KUALA LUMPUR (Reuters) - Malaysia is investigating a surge in the number of deaths of pygmy elephants, an endangered species found in the tropical rainforests of Borneo, wildlife authorities said on Thursday.

Twenty five pygmy elephants have died in the Malaysian state of Sabah this year, Sabah Wildlife Department director Augustine Tuuga told Reuters.

“This is the highest recorded so far,” Augustine said, referring to annual fatalities. Over 100 elephants have died in the last eight years in Sabah.

Conservation group WWF estimates that only around 1,500 elephants are left.

Baby-faced with oversized ears and long tails that drag on the ground, pygmy elephants are found on Borneo island which is shared by Malaysia, Indonesia and Brunei.

Loss of habitat is the biggest threat for the pygmy elephants, with deforestation, logging and rapid expansion of palm oil plantations contributing to the decline in their population. The elephants also fall prey to poachers or traps set up to catch animals.

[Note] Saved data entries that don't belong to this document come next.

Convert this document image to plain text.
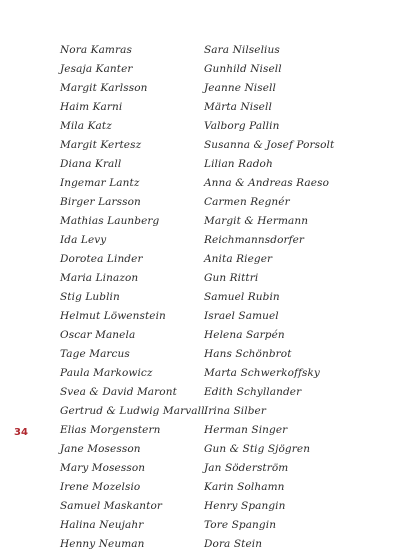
Nora Kamras
Jesaja Kanter
Margit Karlsson
Haim Karni
Mila Katz
Margit Kertesz
Diana Krall
Ingemar Lantz
Birger Larsson
Mathias Launberg
Ida Levy
Dorotea Linder
Maria Linazon
Stig Lublin
Helmut Löwenstein
Oscar Manela
Tage Marcus
Paula Markowicz
Svea & David Maront
Gertrud & Ludwig Marvall
Elias Morgenstern
Jane Mosesson
Mary Mosesson
Irene Mozelsio
Samuel Maskantor
Halina Neujahr
Henny Neuman
Sara Nilselius
Gunhild Nisell
Jeanne Nisell
Märta Nisell
Valborg Pallin
Susanna & Josef Porsolt
Lilian Radoh
Anna & Andreas Raeso
Carmen Regnér
Margit & Hermann
Reichmannsdorfer
Anita Rieger
Gun Rittri
Samuel Rubin
Israel Samuel
Helena Sarpén
Hans Schönbrot
Marta Schwerkoffsky
Edith Schyllander
Irina Silber
Herman Singer
Gun & Stig Sjögren
Jan Söderström
Karin Solhamn
Henry Spangin
Tore Spangin
Dora Stein
34
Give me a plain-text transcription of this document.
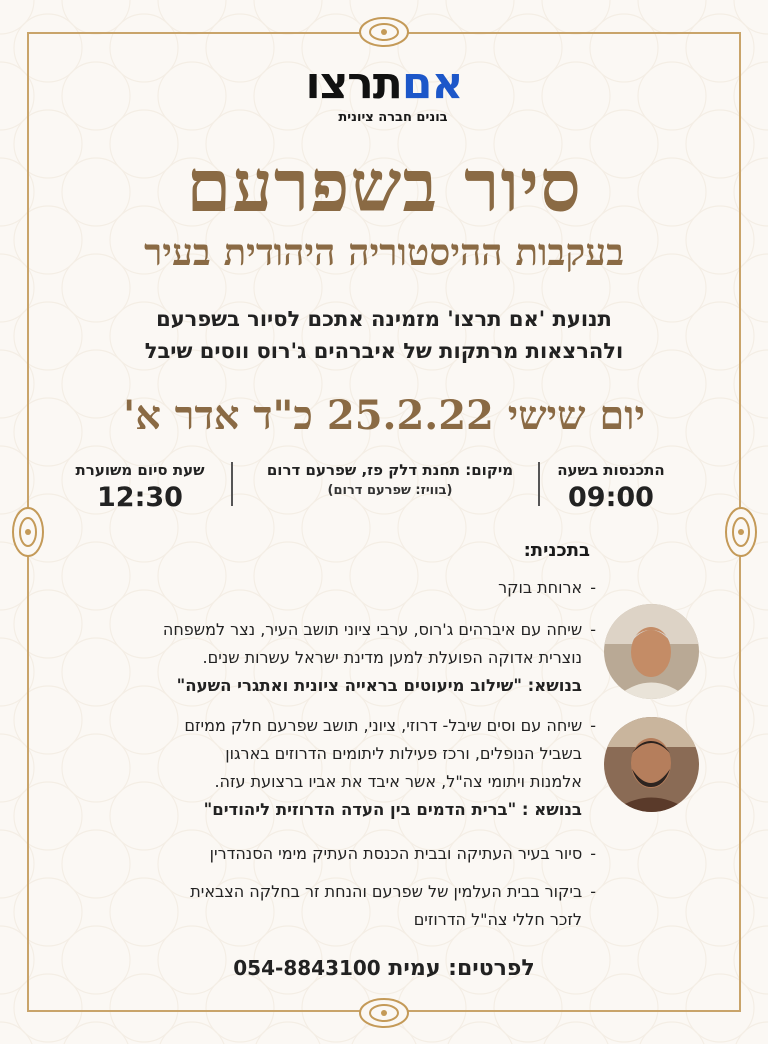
אםתרצו
בונים חברה ציונית
סיור בשפרעם
בעקבות ההיסטוריה היהודית בעיר
תנועת 'אם תרצו' מזמינה אתכם לסיור בשפרעם
ולהרצאות מרתקות של איברהים ג'רוס ווסים שיבל
יום שישי 25.2.22 כ"ד אדר א'
התכנסות בשעה
09:00
מיקום: תחנת דלק פז, שפרעם דרום
(בוויז: שפרעם דרום)
שעת סיום משוערת
12:30
בתכנית:
-ארוחת בוקר
-שיחה עם איברהים ג'רוס, ערבי ציוני תושב העיר, נצר למשפחה
נוצרית אדוקה הפועלת למען מדינת ישראל עשרות שנים.
בנושא: "שילוב מיעוטים בראייה ציונית ואתגרי השעה"
-שיחה עם וסים שיבל- דרוזי, ציוני, תושב שפרעם חלק ממיזם
בשביל הנופלים, ורכז פעילות ליתומים הדרוזים בארגון
אלמנות ויתומי צה"ל, אשר איבד את אביו ברצועת עזה.
בנושא : "ברית הדמים בין העדה הדרוזית ליהודים"
-סיור בעיר העתיקה ובבית הכנסת העתיק מימי הסנהדרין
-ביקור בבית העלמין של שפרעם והנחת זר בחלקה הצבאית
לזכר חללי צה"ל הדרוזים
לפרטים: עמית 054-8843100
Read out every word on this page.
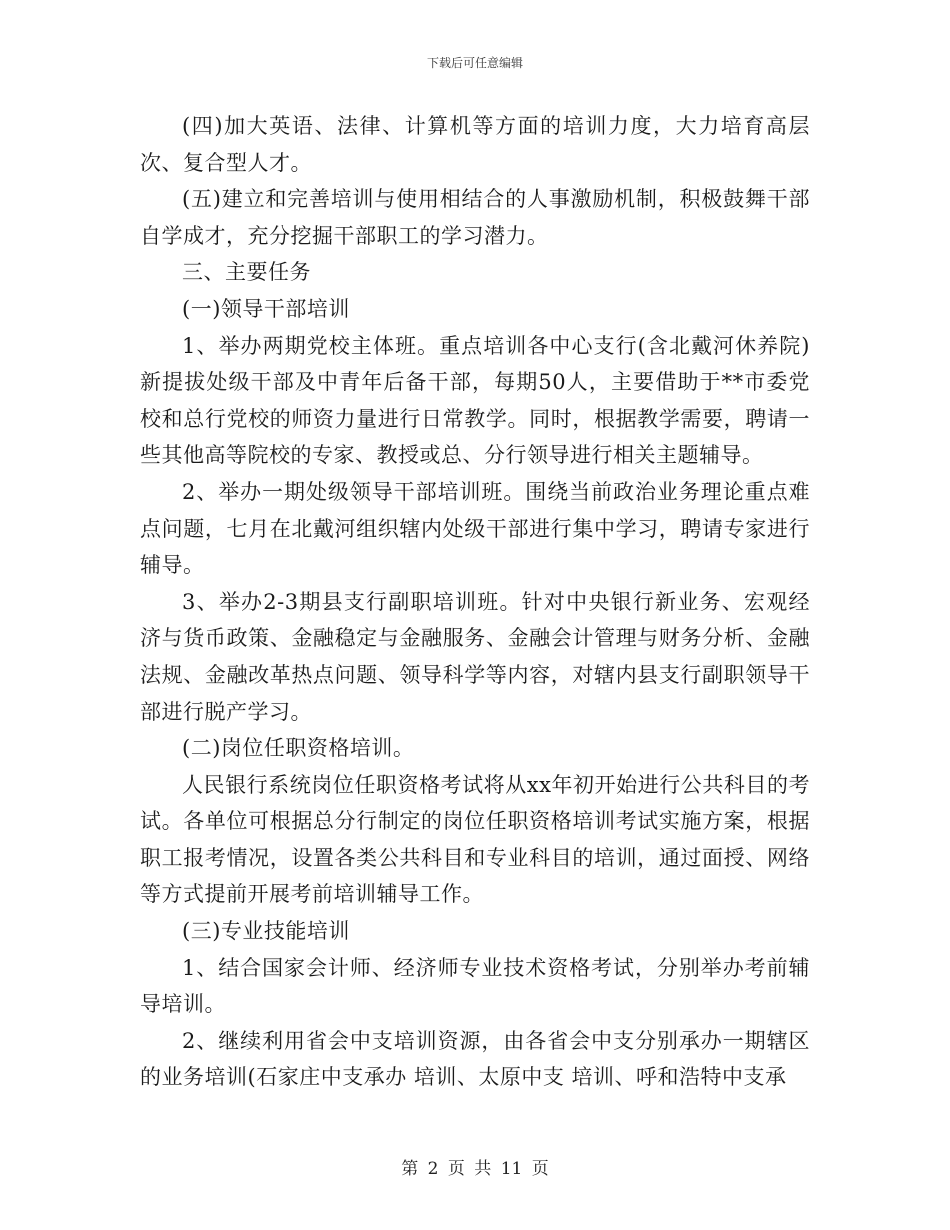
下载后可任意编辑

(四)加大英语、法律、计算机等方面的培训力度，大力培育高层次、复合型人才。

(五)建立和完善培训与使用相结合的人事激励机制，积极鼓舞干部自学成才，充分挖掘干部职工的学习潜力。

三、主要任务

(一)领导干部培训

1、举办两期党校主体班。重点培训各中心支行(含北戴河休养院)新提拔处级干部及中青年后备干部，每期50人，主要借助于**市委党校和总行党校的师资力量进行日常教学。同时，根据教学需要，聘请一些其他高等院校的专家、教授或总、分行领导进行相关主题辅导。

2、举办一期处级领导干部培训班。围绕当前政治业务理论重点难点问题，七月在北戴河组织辖内处级干部进行集中学习，聘请专家进行辅导。

3、举办2-3期县支行副职培训班。针对中央银行新业务、宏观经济与货币政策、金融稳定与金融服务、金融会计管理与财务分析、金融法规、金融改革热点问题、领导科学等内容，对辖内县支行副职领导干部进行脱产学习。

(二)岗位任职资格培训。

人民银行系统岗位任职资格考试将从xx年初开始进行公共科目的考试。各单位可根据总分行制定的岗位任职资格培训考试实施方案，根据职工报考情况，设置各类公共科目和专业科目的培训，通过面授、网络等方式提前开展考前培训辅导工作。

(三)专业技能培训

1、结合国家会计师、经济师专业技术资格考试，分别举办考前辅导培训。

2、继续利用省会中支培训资源，由各省会中支分别承办一期辖区的业务培训(石家庄中支承办 培训、太原中支 培训、呼和浩特中支承

第 2 页 共 11 页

Authorities have been unable to determine the exact reasons for the higher number of deaths this year, but Augustine said they have noticed elephants spending more time outside of forests and in plantations.

The rich rainforests of Borneo are surrounded by vast palm oil plantations. Palm oil companies in Malaysia and Indonesia, the world’s top two producers of the vegetable oil, have been accused of doing little to protect wildlife and their habitat.

The latest reported death in Sabah was on Saturday, when wildlife officers found the slightly decomposed carcass of a female elephant in a plantation, with what they believe was a gunshot wound at its temple.

There have been at least two other deaths by shooting and many others caused by injuries from traps.

Bringing the killers to justice has proven to be difficult, due to the remoteness of the locations and the sheer lack of information and witnesses, Augustine said.

No witnesses have come forward despite a reward offer of 120,000 ringgit ($29,200), he said.

WWF Malaysia called on palm oil companies to take more action.

Four male elephants died from snare injuries in the past two months and all of them were found in plantations bordering forest reserves, WWF said in a statement this week.

“Even more worrisome than the number of elephant deaths are the number of elephants that have died due to strategically placed snare traps within their habitat,” the conservation group said.